Brent crude settled up 13 cents at $65.54 a barrel, while U.S. West Texas Intermediate (WTI) rose 20 cents to $62.69. Both benchmarks had posted over 1% weekly gains the previous week.

Iranian Deputy Foreign Minister Majid Takht-Ravanchi said nuclear talks would stall if the U.S. insists Tehran halt uranium enrichment, dampening hopes for a deal that could lift sanctions and release 300,000–400,000 barrels per day of Iranian oil onto the market. Analyst Alex Hodes of StoneX noted that “potential increase looks very unlikely now.”

Meanwhile, Moody’s downgrade of the U.S. sovereign credit rating raised concerns about the health of the world’s largest oil-consuming economy. Further headwinds came from weaker-than-expected industrial output and retail sales in China, the top global oil importer.

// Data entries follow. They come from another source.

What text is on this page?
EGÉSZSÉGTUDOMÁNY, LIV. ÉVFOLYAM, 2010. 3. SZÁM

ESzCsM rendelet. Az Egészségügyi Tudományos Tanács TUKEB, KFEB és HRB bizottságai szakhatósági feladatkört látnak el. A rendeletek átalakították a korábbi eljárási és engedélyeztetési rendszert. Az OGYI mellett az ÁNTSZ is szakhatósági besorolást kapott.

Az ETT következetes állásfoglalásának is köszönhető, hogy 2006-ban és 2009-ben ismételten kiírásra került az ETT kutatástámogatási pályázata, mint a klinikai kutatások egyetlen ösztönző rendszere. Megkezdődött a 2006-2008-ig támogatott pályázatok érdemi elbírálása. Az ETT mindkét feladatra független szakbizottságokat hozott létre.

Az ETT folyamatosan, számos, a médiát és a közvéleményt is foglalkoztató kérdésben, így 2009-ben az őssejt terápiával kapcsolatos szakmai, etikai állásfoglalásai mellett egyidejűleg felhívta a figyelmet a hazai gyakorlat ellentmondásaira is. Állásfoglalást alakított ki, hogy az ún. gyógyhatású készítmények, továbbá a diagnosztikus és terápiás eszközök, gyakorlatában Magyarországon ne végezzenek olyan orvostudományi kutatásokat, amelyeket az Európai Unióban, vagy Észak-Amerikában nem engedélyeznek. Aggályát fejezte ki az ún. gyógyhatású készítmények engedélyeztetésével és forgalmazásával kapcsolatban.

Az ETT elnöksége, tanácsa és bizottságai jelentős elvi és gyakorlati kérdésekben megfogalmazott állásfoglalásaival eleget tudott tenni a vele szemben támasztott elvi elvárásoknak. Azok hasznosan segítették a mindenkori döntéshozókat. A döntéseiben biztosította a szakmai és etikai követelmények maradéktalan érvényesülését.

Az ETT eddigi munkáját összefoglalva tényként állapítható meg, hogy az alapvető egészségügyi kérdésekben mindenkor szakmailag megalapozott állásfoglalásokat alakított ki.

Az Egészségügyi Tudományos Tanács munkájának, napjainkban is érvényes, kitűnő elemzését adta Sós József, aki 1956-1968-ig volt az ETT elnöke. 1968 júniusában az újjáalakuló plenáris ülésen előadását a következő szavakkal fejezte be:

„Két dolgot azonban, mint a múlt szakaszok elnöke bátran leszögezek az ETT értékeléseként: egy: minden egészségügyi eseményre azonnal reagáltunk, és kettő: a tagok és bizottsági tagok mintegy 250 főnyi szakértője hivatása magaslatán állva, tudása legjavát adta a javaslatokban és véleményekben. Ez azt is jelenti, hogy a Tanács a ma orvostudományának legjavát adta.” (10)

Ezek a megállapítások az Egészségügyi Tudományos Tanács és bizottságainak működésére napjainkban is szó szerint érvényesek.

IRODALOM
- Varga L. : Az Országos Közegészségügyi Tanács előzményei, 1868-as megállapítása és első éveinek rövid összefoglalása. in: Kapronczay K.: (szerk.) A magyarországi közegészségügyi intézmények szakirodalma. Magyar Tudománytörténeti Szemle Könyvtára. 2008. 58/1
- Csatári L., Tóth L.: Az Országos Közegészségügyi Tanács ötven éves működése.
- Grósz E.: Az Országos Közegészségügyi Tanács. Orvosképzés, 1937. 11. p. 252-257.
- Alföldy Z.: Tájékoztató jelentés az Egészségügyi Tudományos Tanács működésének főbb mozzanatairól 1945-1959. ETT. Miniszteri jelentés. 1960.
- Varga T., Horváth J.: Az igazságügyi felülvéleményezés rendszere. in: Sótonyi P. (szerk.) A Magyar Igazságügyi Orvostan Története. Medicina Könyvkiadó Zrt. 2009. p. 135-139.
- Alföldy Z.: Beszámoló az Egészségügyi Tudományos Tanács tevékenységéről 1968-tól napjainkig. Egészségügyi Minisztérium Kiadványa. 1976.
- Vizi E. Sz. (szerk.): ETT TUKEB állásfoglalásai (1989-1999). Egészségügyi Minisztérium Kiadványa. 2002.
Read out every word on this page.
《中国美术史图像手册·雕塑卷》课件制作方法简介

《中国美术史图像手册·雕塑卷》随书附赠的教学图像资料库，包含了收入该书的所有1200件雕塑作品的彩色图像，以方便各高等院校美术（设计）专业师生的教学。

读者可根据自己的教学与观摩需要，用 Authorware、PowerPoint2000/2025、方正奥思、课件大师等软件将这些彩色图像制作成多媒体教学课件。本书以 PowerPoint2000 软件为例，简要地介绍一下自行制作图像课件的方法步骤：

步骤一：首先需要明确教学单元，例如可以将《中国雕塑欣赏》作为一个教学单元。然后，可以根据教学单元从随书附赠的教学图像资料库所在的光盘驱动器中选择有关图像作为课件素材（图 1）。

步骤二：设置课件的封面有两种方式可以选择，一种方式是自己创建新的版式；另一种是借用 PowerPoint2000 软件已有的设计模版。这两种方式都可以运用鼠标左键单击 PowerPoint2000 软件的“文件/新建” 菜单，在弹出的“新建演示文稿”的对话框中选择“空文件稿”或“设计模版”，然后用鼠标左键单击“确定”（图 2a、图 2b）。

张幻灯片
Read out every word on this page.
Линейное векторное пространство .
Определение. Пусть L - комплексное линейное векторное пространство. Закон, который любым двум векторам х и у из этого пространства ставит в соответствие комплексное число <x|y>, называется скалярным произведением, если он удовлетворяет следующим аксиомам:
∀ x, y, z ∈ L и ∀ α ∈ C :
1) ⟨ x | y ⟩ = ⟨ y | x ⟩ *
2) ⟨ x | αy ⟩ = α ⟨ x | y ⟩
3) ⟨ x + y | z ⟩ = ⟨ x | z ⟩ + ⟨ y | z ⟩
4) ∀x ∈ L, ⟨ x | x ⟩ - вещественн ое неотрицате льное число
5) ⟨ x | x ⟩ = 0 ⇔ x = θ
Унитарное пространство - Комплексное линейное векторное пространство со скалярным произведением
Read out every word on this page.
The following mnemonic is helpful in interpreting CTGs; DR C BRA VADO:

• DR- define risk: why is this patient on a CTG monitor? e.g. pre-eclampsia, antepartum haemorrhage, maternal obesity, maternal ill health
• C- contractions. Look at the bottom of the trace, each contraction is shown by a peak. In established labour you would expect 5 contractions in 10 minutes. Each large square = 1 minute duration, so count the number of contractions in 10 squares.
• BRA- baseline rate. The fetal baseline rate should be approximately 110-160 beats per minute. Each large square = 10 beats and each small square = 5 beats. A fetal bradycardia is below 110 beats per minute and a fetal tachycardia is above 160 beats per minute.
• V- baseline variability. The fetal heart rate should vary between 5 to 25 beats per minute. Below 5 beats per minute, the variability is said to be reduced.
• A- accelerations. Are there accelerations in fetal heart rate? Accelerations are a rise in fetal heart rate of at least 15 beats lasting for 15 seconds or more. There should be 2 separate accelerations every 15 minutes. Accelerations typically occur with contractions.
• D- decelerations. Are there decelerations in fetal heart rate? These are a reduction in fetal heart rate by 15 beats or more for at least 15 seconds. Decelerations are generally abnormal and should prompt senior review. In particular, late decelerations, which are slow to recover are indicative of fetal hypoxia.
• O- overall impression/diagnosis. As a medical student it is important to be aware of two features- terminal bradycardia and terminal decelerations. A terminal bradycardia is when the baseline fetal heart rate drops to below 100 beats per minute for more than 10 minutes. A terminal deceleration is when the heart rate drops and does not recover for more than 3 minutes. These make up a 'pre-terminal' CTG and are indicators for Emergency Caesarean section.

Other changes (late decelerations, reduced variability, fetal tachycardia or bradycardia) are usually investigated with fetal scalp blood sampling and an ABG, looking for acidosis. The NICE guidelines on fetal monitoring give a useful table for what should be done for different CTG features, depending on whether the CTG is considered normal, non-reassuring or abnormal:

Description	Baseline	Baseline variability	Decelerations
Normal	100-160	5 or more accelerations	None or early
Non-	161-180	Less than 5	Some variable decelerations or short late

UBS analyst Giovanni Staunovo called the Chinese data “modestly bearish” but noted it was enough to stall crude’s momentum.

Adding to investor caution, U.S. Treasury Secretary Scott Bessent warned that President Trump will move forward with new tariffs on trading partners not negotiating “in good faith,” reinforcing trade-related uncertainty.

Geopolitical risks remain in focus. Russian President Vladimir Putin, after speaking with Trump, signaled openness to a memorandum with Ukraine on a future peace deal. Analysts like Andrew Lipow cautioned that a peace resolution could lead to sanctions relief on Russian oil, adding more supply and downward pressure on prices.